Malvinas no es una obsesión romántica. Es una deuda abierta. No es un residuo emocional, sino un fragmento inacabado de sentido nacional. Negar esa herida no la cura: la invisibiliza. Y cuando se vuelve habitual —como pasa en este tipo de textos— la costumbre de archivar las causas colectivas que aún laten, lo que se está haciendo es otra cosa: se está fabricando un país sin memoria, sin disenso, sin identidad. Un país perfectamente funcional al orden que lo saquea.
Y hay algo más, todavía más profundo, que atraviesa estos discursos con tono ilustrado y aire de elevación moral.

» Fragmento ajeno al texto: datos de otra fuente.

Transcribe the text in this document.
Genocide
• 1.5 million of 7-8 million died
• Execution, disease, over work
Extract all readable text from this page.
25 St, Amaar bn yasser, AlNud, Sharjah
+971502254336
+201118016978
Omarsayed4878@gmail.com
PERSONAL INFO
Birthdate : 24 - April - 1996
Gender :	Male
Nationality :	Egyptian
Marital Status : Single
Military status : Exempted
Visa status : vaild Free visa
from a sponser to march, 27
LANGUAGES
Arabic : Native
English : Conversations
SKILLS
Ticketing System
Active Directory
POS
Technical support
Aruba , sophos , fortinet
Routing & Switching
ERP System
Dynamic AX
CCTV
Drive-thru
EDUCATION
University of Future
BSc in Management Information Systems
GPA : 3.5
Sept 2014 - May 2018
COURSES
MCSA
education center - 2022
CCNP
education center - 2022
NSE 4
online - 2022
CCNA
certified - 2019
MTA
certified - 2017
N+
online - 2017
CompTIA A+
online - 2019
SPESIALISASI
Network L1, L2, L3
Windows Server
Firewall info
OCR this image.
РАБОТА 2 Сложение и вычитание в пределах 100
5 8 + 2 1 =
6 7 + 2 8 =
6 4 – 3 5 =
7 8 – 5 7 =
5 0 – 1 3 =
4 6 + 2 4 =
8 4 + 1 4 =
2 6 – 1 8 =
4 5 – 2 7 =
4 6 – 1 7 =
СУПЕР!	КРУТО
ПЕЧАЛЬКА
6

Es esa vieja enfermedad argentina que Facundo Cabral supo señalar con la lucidez de los poetas: cómo va a funcionar un país donde los jóvenes sueñan con ser norteamericanos y los viejos con ser europeos. ¿Qué nación puede sostenerse si nadie quiere estar en ella? ¿Qué soberanía puede defenderse si quienes tienen voz pública la usan para admirar al invasor y burlarse de su propio suelo?

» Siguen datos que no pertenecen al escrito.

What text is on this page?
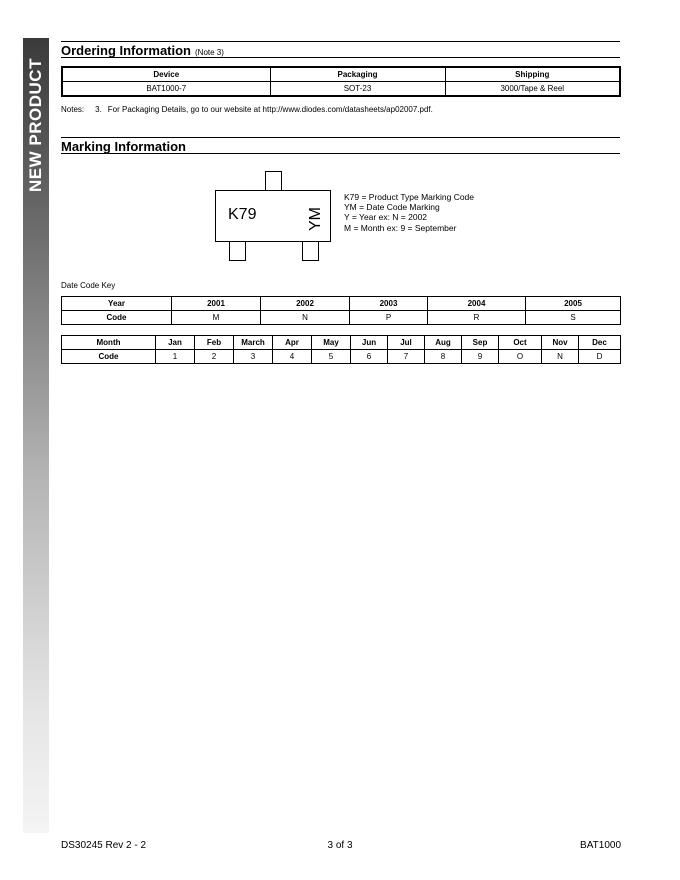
NEW PRODUCT
Ordering Information (Note 3)
Device	Packaging	Shipping
BAT1000-7	SOT-23	3000/Tape & Reel
Notes: 3. For Packaging Details, go to our website at http://www.diodes.com/datasheets/ap02007.pdf.
Marking Information
K79	YM
K79 = Product Type Marking Code
YM = Date Code Marking
Y = Year ex: N = 2002
M = Month ex: 9 = September
Date Code Key
Year	2001	2002	2003	2004	2005
Code	M	N	P	R	S
Month	Jan	Feb	March	Apr	May	Jun	Jul	Aug	Sep	Oct	Nov	Dec
Code	1	2	3	4	5	6	7	8	9	O	N	D
DS30245 Rev 2 - 2	3 of 3	BAT1000
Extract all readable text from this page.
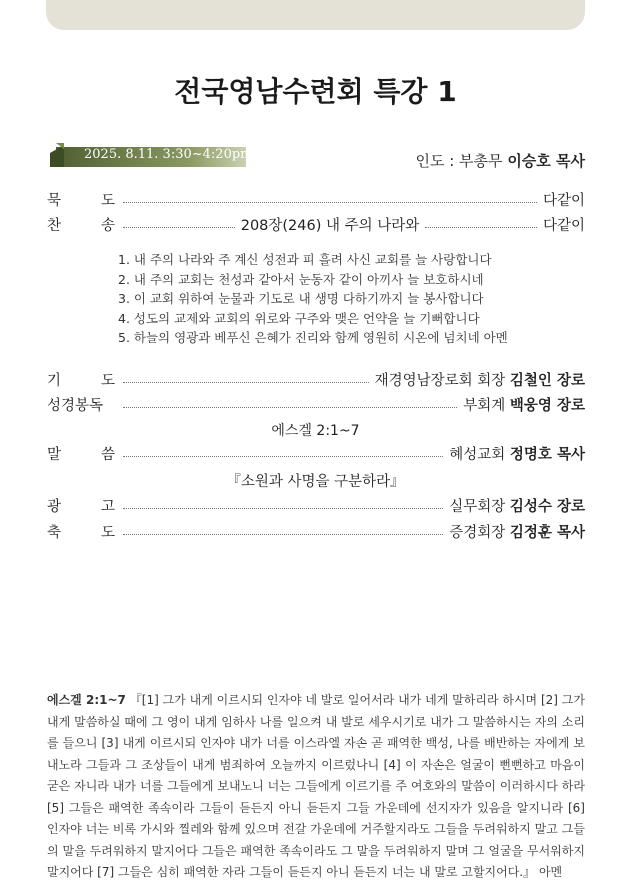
전국영남수련회 특강 1
2025. 8.11. 3:30~4:20pm	인도 : 부총무 이승호 목사
묵	도	다같이
찬	송	208장(246) 내 주의 나라와	다같이
1. 내 주의 나라와 주 계신 성전과 피 흘려 사신 교회를 늘 사랑합니다
2. 내 주의 교회는 천성과 같아서 눈동자 같이 아끼사 늘 보호하시네
3. 이 교회 위하여 눈물과 기도로 내 생명 다하기까지 늘 봉사합니다
4. 성도의 교제와 교회의 위로와 구주와 맺은 언약을 늘 기뻐합니다
5. 하늘의 영광과 베푸신 은혜가 진리와 함께 영원히 시온에 넘치네 아멘
기	도	재경영남장로회 회장 김철인 장로
성경봉독	부회계 백웅영 장로
에스겔 2:1~7
말	씀	혜성교회 정명호 목사
『소원과 사명을 구분하라』
광	고	실무회장 김성수 장로
축	도	증경회장 김정훈 목사
에스겔 2:1~7 『[1] 그가 내게 이르시되 인자야 네 발로 일어서라 내가 네게 말하리라 하시며 [2] 그가 내게 말씀하실 때에 그 영이 내게 임하사 나를 일으켜 내 발로 세우시기로 내가 그 말씀하시는 자의 소리를 들으니 [3] 내게 이르시되 인자야 내가 너를 이스라엘 자손 곧 패역한 백성, 나를 배반하는 자에게 보내노라 그들과 그 조상들이 내게 범죄하여 오늘까지 이르렀나니 [4] 이 자손은 얼굴이 뻔뻔하고 마음이 굳은 자니라 내가 너를 그들에게 보내노니 너는 그들에게 이르기를 주 여호와의 말씀이 이러하시다 하라 [5] 그들은 패역한 족속이라 그들이 듣든지 아니 듣든지 그들 가운데에 선지자가 있음을 알지니라 [6] 인자야 너는 비록 가시와 찔레와 함께 있으며 전갈 가운데에 거주할지라도 그들을 두려워하지 말고 그들의 말을 두려워하지 말지어다 그들은 패역한 족속이라도 그 말을 두려워하지 말며 그 얼굴을 무서워하지 말지어다 [7] 그들은 심히 패역한 자라 그들이 듣든지 아니 듣든지 너는 내 말로 고할지어다.』 아멘
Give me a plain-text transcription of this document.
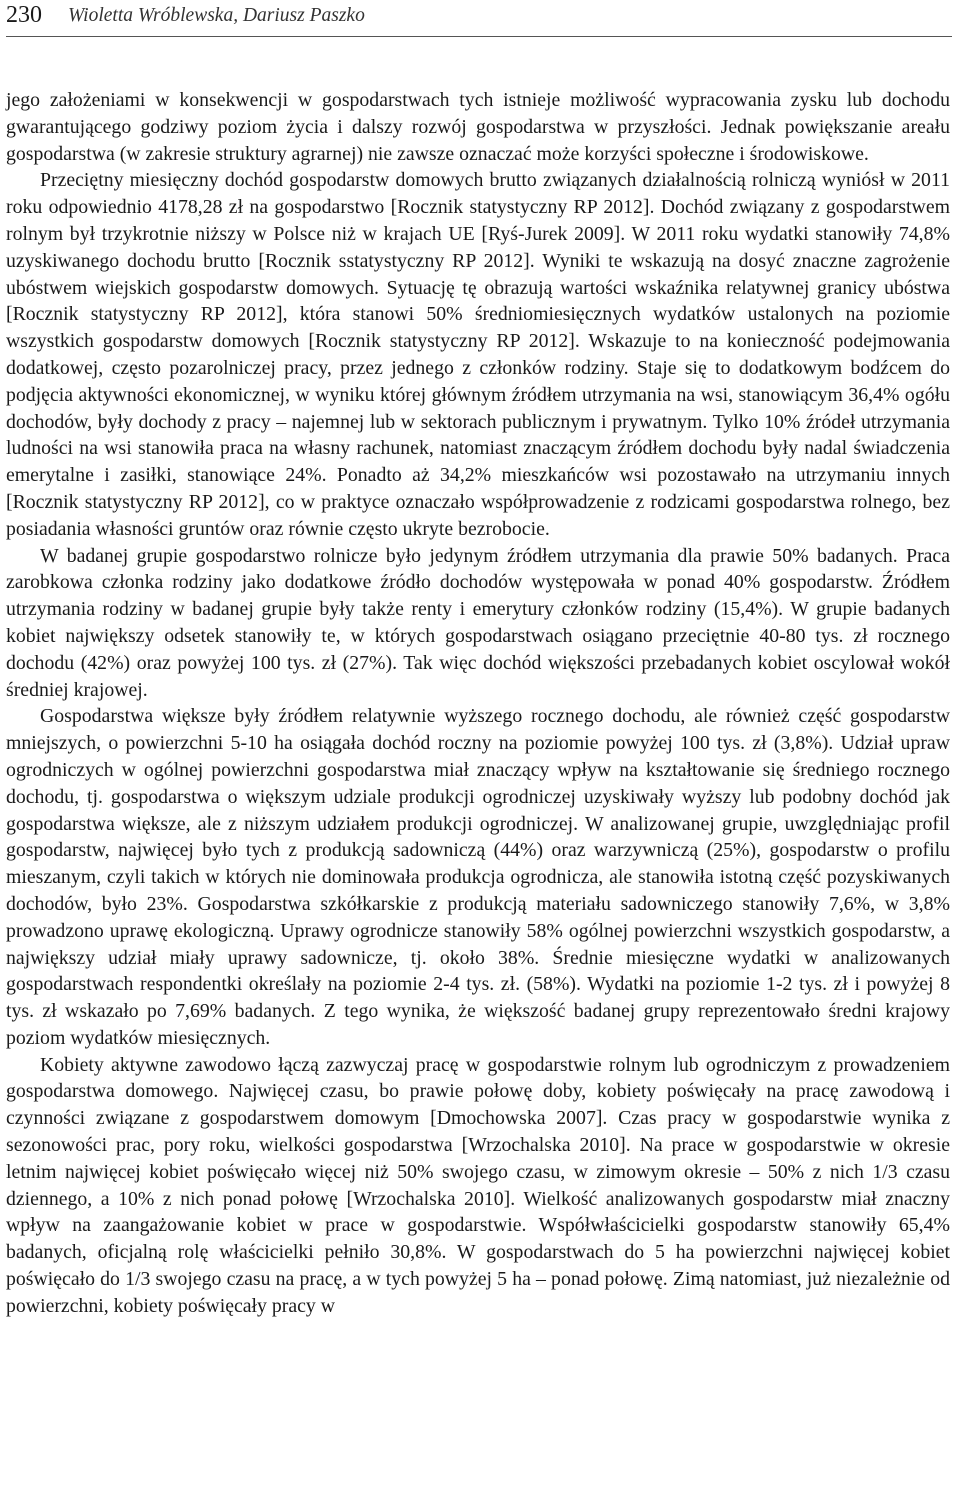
230 Wioletta Wróblewska, Dariusz Paszko

jego założeniami w konsekwencji w gospodarstwach tych istnieje możliwość wypracowania zysku lub dochodu gwarantującego godziwy poziom życia i dalszy rozwój gospodarstwa w przyszłości. Jednak powiększanie areału gospodarstwa (w zakresie struktury agrarnej) nie zawsze oznaczać może korzyści społeczne i środowiskowe.

Przeciętny miesięczny dochód gospodarstw domowych brutto związanych działalnością rolniczą wyniósł w 2011 roku odpowiednio 4178,28 zł na gospodarstwo [Rocznik statystyczny RP 2012]. Dochód związany z gospodarstwem rolnym był trzykrotnie niższy w Polsce niż w krajach UE [Ryś-Jurek 2009]. W 2011 roku wydatki stanowiły 74,8% uzyskiwanego dochodu brutto [Rocznik sstatystyczny RP 2012]. Wyniki te wskazują na dosyć znaczne zagrożenie ubóstwem wiejskich gospodarstw domowych. Sytuację tę obrazują wartości wskaźnika relatywnej granicy ubóstwa [Rocznik statystyczny RP 2012], która stanowi 50% średniomiesięcznych wydatków ustalonych na poziomie wszystkich gospodarstw domowych [Rocznik statystyczny RP 2012]. Wskazuje to na konieczność podejmowania dodatkowej, często pozarolniczej pracy, przez jednego z członków rodziny. Staje się to dodatkowym bodźcem do podjęcia aktywności ekonomicznej, w wyniku której głównym źródłem utrzymania na wsi, stanowiącym 36,4% ogółu dochodów, były dochody z pracy – najemnej lub w sektorach publicznym i prywatnym. Tylko 10% źródeł utrzymania ludności na wsi stanowiła praca na własny rachunek, natomiast znaczącym źródłem dochodu były nadal świadczenia emerytalne i zasiłki, stanowiące 24%. Ponadto aż 34,2% mieszkańców wsi pozostawało na utrzymaniu innych [Rocznik statystyczny RP 2012], co w praktyce oznaczało współprowadzenie z rodzicami gospodarstwa rolnego, bez posiadania własności gruntów oraz równie często ukryte bezrobocie.

W badanej grupie gospodarstwo rolnicze było jedynym źródłem utrzymania dla prawie 50% badanych. Praca zarobkowa członka rodziny jako dodatkowe źródło dochodów występowała w ponad 40% gospodarstw. Źródłem utrzymania rodziny w badanej grupie były także renty i emerytury członków rodziny (15,4%). W grupie badanych kobiet największy odsetek stanowiły te, w których gospodarstwach osiągano przeciętnie 40-80 tys. zł rocznego dochodu (42%) oraz powyżej 100 tys. zł (27%). Tak więc dochód większości przebadanych kobiet oscylował wokół średniej krajowej.

Gospodarstwa większe były źródłem relatywnie wyższego rocznego dochodu, ale również część gospodarstw mniejszych, o powierzchni 5-10 ha osiągała dochód roczny na poziomie powyżej 100 tys. zł (3,8%). Udział upraw ogrodniczych w ogólnej powierzchni gospodarstwa miał znaczący wpływ na kształtowanie się średniego rocznego dochodu, tj. gospodarstwa o większym udziale produkcji ogrodniczej uzyskiwały wyższy lub podobny dochód jak gospodarstwa większe, ale z niższym udziałem produkcji ogrodniczej. W analizowanej grupie, uwzględniając profil gospodarstw, najwięcej było tych z produkcją sadowniczą (44%) oraz warzywniczą (25%), gospodarstw o profilu mieszanym, czyli takich w których nie dominowała produkcja ogrodnicza, ale stanowiła istotną część pozyskiwanych dochodów, było 23%. Gospodarstwa szkółkarskie z produkcją materiału sadowniczego stanowiły 7,6%, w 3,8% prowadzono uprawę ekologiczną. Uprawy ogrodnicze stanowiły 58% ogólnej powierzchni wszystkich gospodarstw, a największy udział miały uprawy sadownicze, tj. około 38%. Średnie miesięczne wydatki w analizowanych gospodarstwach respondentki określały na poziomie 2-4 tys. zł. (58%). Wydatki na poziomie 1-2 tys. zł i powyżej 8 tys. zł wskazało po 7,69% badanych. Z tego wynika, że większość badanej grupy reprezentowało średni krajowy poziom wydatków miesięcznych.

Kobiety aktywne zawodowo łączą zazwyczaj pracę w gospodarstwie rolnym lub ogrodniczym z prowadzeniem gospodarstwa domowego. Najwięcej czasu, bo prawie połowę doby, kobiety poświęcały na pracę zawodową i czynności związane z gospodarstwem domowym [Dmochowska 2007]. Czas pracy w gospodarstwie wynika z sezonowości prac, pory roku, wielkości gospodarstwa [Wrzochalska 2010]. Na prace w gospodarstwie w okresie letnim najwięcej kobiet poświęcało więcej niż 50% swojego czasu, w zimowym okresie – 50% z nich 1/3 czasu dziennego, a 10% z nich ponad połowę [Wrzochalska 2010]. Wielkość analizowanych gospodarstw miał znaczny wpływ na zaangażowanie kobiet w prace w gospodarstwie. Współwłaścicielki gospodarstw stanowiły 65,4% badanych, oficjalną rolę właścicielki pełniło 30,8%. W gospodarstwach do 5 ha powierzchni najwięcej kobiet poświęcało do 1/3 swojego czasu na pracę, a w tych powyżej 5 ha – ponad połowę. Zimą natomiast, już niezależnie od powierzchni, kobiety poświęcały pracy w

La editorial de La Nación es apenas una muestra reciente de esa constante histórica: porteñismo ilustrado disfrazado de reflexión democrática. Una intelectualidad que se cree cosmopolita pero que no puede pensar más allá de la General Paz. Que interpreta la identidad nacional como un estorbo, la memoria como una tara, y la soberanía como una rareza folklórica. Desde la comodidad de sus cafés editoriales, hay quienes creen tener la verdad revelada sobre cómo debemos comportarnos quienes vivimos en los márgenes del mapa, como si la distancia del sur fuera sinónimo de atraso, y la cercanía con Londres una virtud ilustrada.

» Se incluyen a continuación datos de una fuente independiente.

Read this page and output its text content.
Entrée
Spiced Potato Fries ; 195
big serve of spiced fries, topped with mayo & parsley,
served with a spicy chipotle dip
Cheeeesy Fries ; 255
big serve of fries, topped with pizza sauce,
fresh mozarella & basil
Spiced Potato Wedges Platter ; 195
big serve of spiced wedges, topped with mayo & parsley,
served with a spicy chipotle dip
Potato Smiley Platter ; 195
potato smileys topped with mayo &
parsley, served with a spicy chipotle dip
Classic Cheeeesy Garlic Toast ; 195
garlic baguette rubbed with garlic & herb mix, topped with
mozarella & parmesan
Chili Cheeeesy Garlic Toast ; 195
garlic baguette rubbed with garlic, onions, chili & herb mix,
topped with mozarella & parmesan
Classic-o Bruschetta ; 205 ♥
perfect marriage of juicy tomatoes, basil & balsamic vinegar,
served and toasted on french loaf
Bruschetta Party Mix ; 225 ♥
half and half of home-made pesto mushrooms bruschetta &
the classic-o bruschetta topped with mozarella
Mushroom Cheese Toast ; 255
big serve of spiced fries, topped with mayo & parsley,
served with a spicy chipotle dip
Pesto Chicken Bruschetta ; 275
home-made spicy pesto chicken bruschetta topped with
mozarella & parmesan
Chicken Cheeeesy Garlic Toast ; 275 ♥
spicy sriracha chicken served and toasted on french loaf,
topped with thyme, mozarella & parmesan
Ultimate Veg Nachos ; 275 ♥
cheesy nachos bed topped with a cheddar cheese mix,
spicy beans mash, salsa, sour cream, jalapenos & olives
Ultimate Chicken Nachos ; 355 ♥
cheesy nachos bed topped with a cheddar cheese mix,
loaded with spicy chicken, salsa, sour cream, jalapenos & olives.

Pero el verdadero atraso no está en los confines del país: está en esa mente colonial que no soporta la idea de que un reclamo como Malvinas todavía nos duela, nos convoque, nos pertenezca. El verdadero atraso está en esa necesidad servil de agradar al mundo renunciando a nosotros mismos. En esa farsa progresista que celebra el olvido como si fuera madurez, y la resignación como si fuera lucidez.
El problema de fondo es que este tipo de textos no busca abrir un debate, sino domesticarlo. No plantea cómo continuar la lucha por Malvinas de modo estratégico, sino que sugiere que la lucha, en sí misma, debe cesar. Lo que se presenta como lucidez es, en realidad, una invitación al olvido. Y el olvido nunca es neutro. Siempre sirve a alguien.
Y aquí lo más brutal de la ironía: para entender cómo funciona esta narrativa anestesiante, nos ayuda un pensador británico, Mark Fisher, que probablemente habría sentido vergüenza del colonialismo disfrazado de racionalidad. Desde su trinchera intelectual, denunció que el mayor triunfo del poder era convencernos de que ya no hay nada por disputar. Que el futuro está cerrado. Que toda pasión política debe ser archivada como infantilismo. Que las islas ya no nos pertenecen porque desear recuperarlas está fuera del guion autorizado.
Por eso, desde este rincón austral, donde el mapa todavía recuerda lo que otros quieren silenciar, no podemos aceptar el intento de clausurar una causa que nos constituye. No hablamos solo de geografía. Hablamos de soberanía, de dignidad, de justicia. Hablamos de la necesidad de seguir diciendo lo que tantos quisieran que dejemos de decir: que las Malvinas son, fueron y serán argentinas. Y que nuestra identidad no está a la venta en ningún mercado de modernidad impostada.